Questo ragionamento fa comprendere il perché l’esecutivo non ha temuto di confrontarsi a muso duro con la Commissione europea, mentre fa specie che diversi analisti abbiano cavalcato la paura dei mercati senza tenere in conto una serie di segnali rilevanti. Tra questi, le affermazioni dell’ambasciatore americano a Roma, Lewis Michael Eisenberg, che in data 3 ottobre 2018, a due giorni dalla presentazione ufficiale del DEF, ha dichiarato che “l’attuale governo in Italia è la quintessenza della democrazia in azione, al di là di come ognuno di noi la pensi le ultime elezioni in Italia hanno dimostrato che il popolo ha parlato. Questa è la democrazia”.
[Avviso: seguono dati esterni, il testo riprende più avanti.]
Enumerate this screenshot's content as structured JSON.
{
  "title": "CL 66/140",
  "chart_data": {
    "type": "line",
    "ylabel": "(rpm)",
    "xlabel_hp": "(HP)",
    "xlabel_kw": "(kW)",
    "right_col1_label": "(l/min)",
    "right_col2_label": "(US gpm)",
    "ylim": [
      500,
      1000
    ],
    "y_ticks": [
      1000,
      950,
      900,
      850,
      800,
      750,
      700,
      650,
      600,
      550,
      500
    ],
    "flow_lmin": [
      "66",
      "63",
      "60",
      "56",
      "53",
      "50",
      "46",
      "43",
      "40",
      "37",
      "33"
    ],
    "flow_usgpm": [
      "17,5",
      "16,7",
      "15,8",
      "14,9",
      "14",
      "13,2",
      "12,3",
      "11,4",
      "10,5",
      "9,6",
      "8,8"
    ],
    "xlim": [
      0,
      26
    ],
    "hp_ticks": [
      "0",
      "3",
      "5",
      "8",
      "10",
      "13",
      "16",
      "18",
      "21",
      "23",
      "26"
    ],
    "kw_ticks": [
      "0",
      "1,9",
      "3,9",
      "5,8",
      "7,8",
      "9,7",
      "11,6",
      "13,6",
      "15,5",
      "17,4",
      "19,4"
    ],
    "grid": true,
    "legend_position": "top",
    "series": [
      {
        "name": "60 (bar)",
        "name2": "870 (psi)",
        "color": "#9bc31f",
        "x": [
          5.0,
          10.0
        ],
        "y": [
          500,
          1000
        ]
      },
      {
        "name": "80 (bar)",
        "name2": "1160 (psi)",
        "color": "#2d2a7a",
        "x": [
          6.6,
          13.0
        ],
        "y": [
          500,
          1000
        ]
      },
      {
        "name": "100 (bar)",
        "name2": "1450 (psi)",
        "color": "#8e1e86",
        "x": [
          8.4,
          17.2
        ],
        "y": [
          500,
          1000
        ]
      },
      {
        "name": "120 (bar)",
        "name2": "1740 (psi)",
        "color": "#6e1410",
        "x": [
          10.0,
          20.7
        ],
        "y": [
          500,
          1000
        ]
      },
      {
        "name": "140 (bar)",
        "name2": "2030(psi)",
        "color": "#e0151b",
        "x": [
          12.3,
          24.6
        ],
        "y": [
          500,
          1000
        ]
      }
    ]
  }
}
Un’affermazione graffiante che riveste grande importanza per due motivi, il primo, è che ci troviamo di fronte ad un delegato che non è un semplice burocrate ma un amico personale del presidente, nato nell’Illinois 75 anni fa da una famiglia ebraica e che si è affermato come uomo d’affari lavorando prima in Goldman Sachs e successivamente creando una propria società (Granite Capital International Group, 1990), secondo, la storia insegna che le esternazioni dei diplomatici nordamericani di stanza nel Bel Paese non vanno mai sottovalutate. A tal proposito, Basti ricordare le parole di John Antony Volpe, ambasciatore dal 1973 al 1977, che durante la trattativa che portò al “compromesso storico”, in un’intervista ad un settimanale dell’epoca, manifestò il disappunto dell’amministrazione Ford (1974-1977) circa il possibile ingresso del PCI nella compagine di governo, conosciamo bene, poi, quale fu il tragico epilogo di quell’ambigua stagione politica. Qualcosa in più lo si intuirà in caso di partecipazione di Trump alla conferenza sulla Libia di Palermo del 12 e 13 novembre, che potrebbe significare un’inequivocabile investitura del ruolo italiano e la fondazione ufficiale di un blocco meridionale, al servizio di un’inedita “Guerra Calda”.